How to interpret overfitting and training

dionisis_Kav · August 5, 2020, 3:07pm

Below I train my model

The train is pretty unstable and the validation loss goes high and then low again but generally I assume my model overfits. Pay no attention to price_accuracy since even if my model overfits for an uknown reason the accuracy of this class goes up .The problem has 3 more classes (I do seperate tests with every single class ) where when the overfits starts the accuracy of the class will not increase .So i think this behaviour is class specific.

But what I dont’t understand is does it really overfits (it s my assumption) ? (in which epoch??) or it s just the train that looks pretty unstable and maybe i have to rethink about my network architecture?

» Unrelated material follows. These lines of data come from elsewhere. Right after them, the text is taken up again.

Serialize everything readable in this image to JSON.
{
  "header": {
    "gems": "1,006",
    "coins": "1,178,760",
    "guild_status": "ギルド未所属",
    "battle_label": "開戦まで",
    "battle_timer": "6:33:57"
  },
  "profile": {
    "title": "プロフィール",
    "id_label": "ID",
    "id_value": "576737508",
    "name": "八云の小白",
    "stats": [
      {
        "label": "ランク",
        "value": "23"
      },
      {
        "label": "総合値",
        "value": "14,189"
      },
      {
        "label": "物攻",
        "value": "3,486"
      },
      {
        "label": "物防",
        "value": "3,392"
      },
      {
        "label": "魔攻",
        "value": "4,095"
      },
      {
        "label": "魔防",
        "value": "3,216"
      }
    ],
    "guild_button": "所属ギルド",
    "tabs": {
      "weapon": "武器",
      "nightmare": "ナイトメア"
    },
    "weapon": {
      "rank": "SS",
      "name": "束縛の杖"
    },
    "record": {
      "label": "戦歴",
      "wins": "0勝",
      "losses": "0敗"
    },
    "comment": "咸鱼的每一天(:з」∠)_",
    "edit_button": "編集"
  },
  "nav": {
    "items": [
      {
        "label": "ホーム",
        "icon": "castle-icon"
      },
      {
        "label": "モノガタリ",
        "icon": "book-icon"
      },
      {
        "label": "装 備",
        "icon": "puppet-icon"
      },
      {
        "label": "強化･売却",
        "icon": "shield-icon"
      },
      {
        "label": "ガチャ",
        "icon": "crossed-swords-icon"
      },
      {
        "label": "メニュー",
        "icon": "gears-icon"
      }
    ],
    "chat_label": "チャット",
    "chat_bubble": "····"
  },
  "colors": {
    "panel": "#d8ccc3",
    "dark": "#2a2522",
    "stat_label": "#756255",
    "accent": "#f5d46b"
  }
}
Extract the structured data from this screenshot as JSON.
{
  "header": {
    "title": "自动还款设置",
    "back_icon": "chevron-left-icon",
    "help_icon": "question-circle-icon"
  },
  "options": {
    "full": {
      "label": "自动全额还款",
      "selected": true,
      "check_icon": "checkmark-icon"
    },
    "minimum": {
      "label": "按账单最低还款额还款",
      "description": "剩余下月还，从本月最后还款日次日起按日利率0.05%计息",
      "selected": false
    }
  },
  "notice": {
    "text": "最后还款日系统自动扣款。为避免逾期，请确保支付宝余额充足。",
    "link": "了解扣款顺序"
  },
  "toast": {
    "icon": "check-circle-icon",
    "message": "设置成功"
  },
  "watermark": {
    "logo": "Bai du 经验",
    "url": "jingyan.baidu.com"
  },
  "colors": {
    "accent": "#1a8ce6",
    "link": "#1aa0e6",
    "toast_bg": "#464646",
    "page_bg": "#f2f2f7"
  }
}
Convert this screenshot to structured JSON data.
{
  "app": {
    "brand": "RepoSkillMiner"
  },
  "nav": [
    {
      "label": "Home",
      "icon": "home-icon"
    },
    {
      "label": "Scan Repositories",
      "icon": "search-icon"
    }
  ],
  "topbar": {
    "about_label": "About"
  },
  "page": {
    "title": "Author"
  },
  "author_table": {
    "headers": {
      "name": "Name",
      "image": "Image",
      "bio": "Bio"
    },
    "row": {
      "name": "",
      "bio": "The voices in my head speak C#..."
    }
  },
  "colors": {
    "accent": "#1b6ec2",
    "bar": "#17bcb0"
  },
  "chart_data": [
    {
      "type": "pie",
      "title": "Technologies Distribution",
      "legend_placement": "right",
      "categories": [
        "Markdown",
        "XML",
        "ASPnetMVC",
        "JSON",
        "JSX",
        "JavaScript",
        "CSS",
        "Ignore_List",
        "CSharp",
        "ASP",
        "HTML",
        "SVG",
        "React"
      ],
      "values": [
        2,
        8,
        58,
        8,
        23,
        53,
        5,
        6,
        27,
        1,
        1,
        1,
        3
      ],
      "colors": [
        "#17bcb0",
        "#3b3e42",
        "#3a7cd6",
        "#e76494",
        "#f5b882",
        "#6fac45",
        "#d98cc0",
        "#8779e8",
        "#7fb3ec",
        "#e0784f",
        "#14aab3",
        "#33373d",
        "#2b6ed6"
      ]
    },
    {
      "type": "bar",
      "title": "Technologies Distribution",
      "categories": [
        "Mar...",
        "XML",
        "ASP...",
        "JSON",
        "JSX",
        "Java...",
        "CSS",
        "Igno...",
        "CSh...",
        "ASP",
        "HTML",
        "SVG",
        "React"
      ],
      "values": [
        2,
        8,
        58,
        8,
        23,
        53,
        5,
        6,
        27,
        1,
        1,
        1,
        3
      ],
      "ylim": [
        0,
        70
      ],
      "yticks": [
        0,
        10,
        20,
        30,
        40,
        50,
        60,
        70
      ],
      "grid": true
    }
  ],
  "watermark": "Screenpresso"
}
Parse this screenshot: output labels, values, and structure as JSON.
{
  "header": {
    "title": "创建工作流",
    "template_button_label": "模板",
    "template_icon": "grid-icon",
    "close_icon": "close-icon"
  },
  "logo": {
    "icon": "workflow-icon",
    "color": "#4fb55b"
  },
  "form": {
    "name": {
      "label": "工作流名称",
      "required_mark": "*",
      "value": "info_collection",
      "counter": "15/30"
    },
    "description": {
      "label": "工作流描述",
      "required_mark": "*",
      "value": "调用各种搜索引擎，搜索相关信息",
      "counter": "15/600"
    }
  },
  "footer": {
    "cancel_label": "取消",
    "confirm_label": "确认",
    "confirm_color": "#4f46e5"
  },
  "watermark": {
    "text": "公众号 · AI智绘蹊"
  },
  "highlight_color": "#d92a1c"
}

Screenshot 2020-08-05 at 17.53.53

P.S the problem is an object detection problem with 2 classes (price + background) .The bounding boxes are fixed (99 background + 1 price) so my network uses (after vgg16) some convolution and roi_pool to classify the boxes . I also use a 1/100 weight in CrossEntropy loss to balance the classes .Thus the total_accuracy of 98-99% is not good at all if the price accuracy is low

PalaashAgrawal · August 5, 2020, 3:32pm

What i find the most intriguing, is that your loss (both training and validation) are quite stagnant - they’re going up and down a particular small range. Your weights are pretty much stagnant. I do believe you’re overfitting, looking at your accuracy and the fact that your loss is just not moving. But you dont need to change your network architecture. Infact, what i’d suggest is not training so far. Observe that even a few epochs of training get you to almost 100% accuracy. There’s no point in training 35 epochs.

dionisis_Kav · August 5, 2020, 4:25pm

Something important to note ( i will update my post ) its that my problem is a 2 class object detection problem (price or background) where i have 99 backgrounds and 1 price ( i use the 1/100 weights in cross entropy loss to balance the classification) .So the total accuracy is not a good indicator .

PalaashAgrawal · August 5, 2020, 5:18pm

I’m not entirely sure what price_accuracy really means in your code. Can you please shed some light on it? Its meaning, and whether that is an accurate metric in your case?
I also want to tell you this- a high value of the metric in cases like yours (where the distribution of classes is so imbalanced) is not always a measure of good performance. So unless you have a ** good** metric, you should also look at how the model is performing, visually ! Maybe your model is doing well afterall, and maybe not at all! That would help you decide if your model is overfitting, or underfitting, or doing just well!

dionisis_Kav · August 6, 2020, 9:08am

Ok . I have a CNN that get’s a screenshot from a product url (from a site) and tries to predict the price of the product.

More specifically using html I can get the bounding boxes of all text-nodes. So I have for example 100 candidate boxes, 1 of them is the price box and the other 99 are background(common object detection pattern)
My input to the network is an image and the bounding boxes I want to classify.
And my output is the predicted class for each bounding box.

The big difference with common object detection problems is that I already have the candidate bounding boxes and I have to solve just a classification problem

So my training set has images from 150 different shops (1k images) and my validation 180 images (from 60 shop).

I use weighted CrossEntropyLoss with weights [0,1 , 10] making a prediction for background class 100 times less important that a prediction for a price class. If I don’t use weights all predictions will be 0 (background) hitting a constant 99% total_accuracy

(The setup is from a paper I bought and they did a successful train with very high accuracies .Of course this is totally related to the dataset .So the CrossEntropyLoss works for their dataset .I don’t think it s the main cause of the overfitting problem)

The overfit was pretty huge before I use Dropout on the last 2 layers.

Do you have any feedback on how to detect what’ s going on wrong?

shimsan · August 7, 2020, 9:36am

For imbalanced data, better to use something like F1-score for the metric.

Also, look into other loss functions like Focal Loss.

rcon313 · March 25, 2021, 6:17pm

Hey I think my model is overfitting and I cant figure out how to fix it the, graphs below shows the traning loss and validation loss on the train and test sets

BobMcDear · March 26, 2021, 12:28pm

Would you give more context please? What model are you using? Your dataset?